Thursday, September 6, 2007

Using Technology in the Classroom

Using technology in the classroom. This topic is a that sometimes has teachers, students, parents, and administrators up in arms. Why can't we have the latest and greatest technology in our classroom? Just because a kind of technology (computers, calculators, paper, pencils...) might be new and ready for public consumption doesn't mean that it is automatically ready to used in the schools and in the classroom. A question has to be asked, "What is the educational benefit of having this new piece of technology and what is it going to provide that isn't being provided now?"

Teachers trying to answer the questions for themselves have brought into the classroom a use for publishing blogs, making a use of iPods other than a distraction in the classroom, and making the Internet more of a class wide presentation tool than a passive means of searching for information.

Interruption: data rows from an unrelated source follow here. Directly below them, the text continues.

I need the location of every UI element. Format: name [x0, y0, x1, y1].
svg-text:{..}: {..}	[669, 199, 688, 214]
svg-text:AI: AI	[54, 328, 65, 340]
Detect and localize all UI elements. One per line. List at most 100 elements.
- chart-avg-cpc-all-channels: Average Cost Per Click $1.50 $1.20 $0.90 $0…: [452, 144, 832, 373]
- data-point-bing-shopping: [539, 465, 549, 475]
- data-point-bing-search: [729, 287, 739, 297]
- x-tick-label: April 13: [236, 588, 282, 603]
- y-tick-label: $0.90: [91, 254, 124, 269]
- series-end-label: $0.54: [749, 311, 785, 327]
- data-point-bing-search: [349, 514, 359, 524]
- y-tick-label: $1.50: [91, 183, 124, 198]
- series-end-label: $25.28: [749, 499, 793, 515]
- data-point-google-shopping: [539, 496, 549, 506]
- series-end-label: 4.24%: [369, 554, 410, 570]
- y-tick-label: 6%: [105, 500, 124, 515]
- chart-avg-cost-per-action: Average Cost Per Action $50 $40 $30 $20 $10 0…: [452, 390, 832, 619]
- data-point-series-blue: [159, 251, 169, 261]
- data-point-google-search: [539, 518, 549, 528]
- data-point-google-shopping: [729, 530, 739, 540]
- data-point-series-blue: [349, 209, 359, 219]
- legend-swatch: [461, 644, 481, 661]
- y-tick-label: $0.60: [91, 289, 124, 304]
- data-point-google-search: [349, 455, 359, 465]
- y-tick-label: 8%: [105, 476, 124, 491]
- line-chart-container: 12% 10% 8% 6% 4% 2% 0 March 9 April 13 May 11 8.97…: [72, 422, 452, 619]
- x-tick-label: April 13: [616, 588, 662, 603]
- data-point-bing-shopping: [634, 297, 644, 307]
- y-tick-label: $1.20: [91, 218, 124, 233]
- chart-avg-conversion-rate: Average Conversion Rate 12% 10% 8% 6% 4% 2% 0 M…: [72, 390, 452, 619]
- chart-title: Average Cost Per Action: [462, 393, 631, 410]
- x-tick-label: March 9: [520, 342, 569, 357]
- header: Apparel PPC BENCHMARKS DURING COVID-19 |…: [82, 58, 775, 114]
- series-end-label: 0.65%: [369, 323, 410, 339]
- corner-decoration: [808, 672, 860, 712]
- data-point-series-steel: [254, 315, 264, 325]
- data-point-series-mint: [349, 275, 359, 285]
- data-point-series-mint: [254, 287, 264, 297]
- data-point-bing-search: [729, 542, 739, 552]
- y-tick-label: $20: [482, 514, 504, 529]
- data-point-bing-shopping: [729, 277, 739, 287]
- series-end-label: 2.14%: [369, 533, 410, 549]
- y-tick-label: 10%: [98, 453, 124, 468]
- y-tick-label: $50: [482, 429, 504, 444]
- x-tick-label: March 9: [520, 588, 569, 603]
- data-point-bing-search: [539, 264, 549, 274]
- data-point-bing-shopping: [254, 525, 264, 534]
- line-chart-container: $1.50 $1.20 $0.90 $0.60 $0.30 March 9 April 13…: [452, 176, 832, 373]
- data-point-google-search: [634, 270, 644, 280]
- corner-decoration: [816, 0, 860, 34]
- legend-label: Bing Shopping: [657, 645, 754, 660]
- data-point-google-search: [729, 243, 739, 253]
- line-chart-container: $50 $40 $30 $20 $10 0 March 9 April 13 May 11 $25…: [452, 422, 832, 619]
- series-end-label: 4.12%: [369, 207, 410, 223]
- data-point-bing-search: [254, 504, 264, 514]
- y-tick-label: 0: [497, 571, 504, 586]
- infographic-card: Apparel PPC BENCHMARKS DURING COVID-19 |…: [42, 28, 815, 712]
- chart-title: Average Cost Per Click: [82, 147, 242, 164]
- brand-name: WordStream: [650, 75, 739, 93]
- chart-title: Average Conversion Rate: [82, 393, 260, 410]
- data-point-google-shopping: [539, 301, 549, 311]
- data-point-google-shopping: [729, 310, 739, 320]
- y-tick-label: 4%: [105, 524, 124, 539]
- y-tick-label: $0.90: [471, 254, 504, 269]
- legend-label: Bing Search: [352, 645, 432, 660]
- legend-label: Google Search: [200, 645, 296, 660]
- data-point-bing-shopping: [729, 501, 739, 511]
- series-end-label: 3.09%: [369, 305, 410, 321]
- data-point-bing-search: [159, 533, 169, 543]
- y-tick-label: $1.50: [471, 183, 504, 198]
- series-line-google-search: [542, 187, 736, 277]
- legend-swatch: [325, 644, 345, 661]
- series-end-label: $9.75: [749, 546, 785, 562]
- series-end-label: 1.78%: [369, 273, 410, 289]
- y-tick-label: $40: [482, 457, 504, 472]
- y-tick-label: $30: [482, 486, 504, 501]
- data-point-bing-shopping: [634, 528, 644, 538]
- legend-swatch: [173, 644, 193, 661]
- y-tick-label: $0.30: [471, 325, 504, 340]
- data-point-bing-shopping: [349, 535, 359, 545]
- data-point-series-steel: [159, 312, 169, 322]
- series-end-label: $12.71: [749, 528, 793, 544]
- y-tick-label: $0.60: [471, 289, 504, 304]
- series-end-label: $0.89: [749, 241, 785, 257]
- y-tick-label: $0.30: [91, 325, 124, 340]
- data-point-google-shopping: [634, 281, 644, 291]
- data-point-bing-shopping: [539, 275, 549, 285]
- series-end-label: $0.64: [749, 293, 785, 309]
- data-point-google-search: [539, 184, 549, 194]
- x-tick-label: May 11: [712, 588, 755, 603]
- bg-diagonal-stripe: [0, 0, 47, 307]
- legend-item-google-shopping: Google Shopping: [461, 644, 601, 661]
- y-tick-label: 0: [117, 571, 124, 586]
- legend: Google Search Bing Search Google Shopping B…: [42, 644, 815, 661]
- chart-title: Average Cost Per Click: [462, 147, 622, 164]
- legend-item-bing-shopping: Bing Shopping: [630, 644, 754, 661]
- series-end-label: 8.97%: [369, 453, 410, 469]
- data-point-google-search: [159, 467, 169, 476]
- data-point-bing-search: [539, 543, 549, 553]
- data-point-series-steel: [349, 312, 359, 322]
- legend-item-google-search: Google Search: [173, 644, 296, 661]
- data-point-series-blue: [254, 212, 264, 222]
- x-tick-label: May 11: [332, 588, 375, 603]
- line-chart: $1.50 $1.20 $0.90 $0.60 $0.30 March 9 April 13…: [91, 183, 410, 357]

Blogs provide a space for teachers to post lesson plans, process about the school day, and communicate with other like (or un-like minded) people. Blogs can also provide a place for student work to be published and shared to the community of students and staff or the world. Podcasts, an audio version of blogging, can give the auditory cues and voice inflection that isn't sometimes carried through the written word.

While this isn't necessarily the latest technology be invented, it is an effective means of using new technology and providing some kind of educational benefit to the students or professional who read or listen. I don't think the schools are ready for nanobots to be used to help students not fall asleep in class.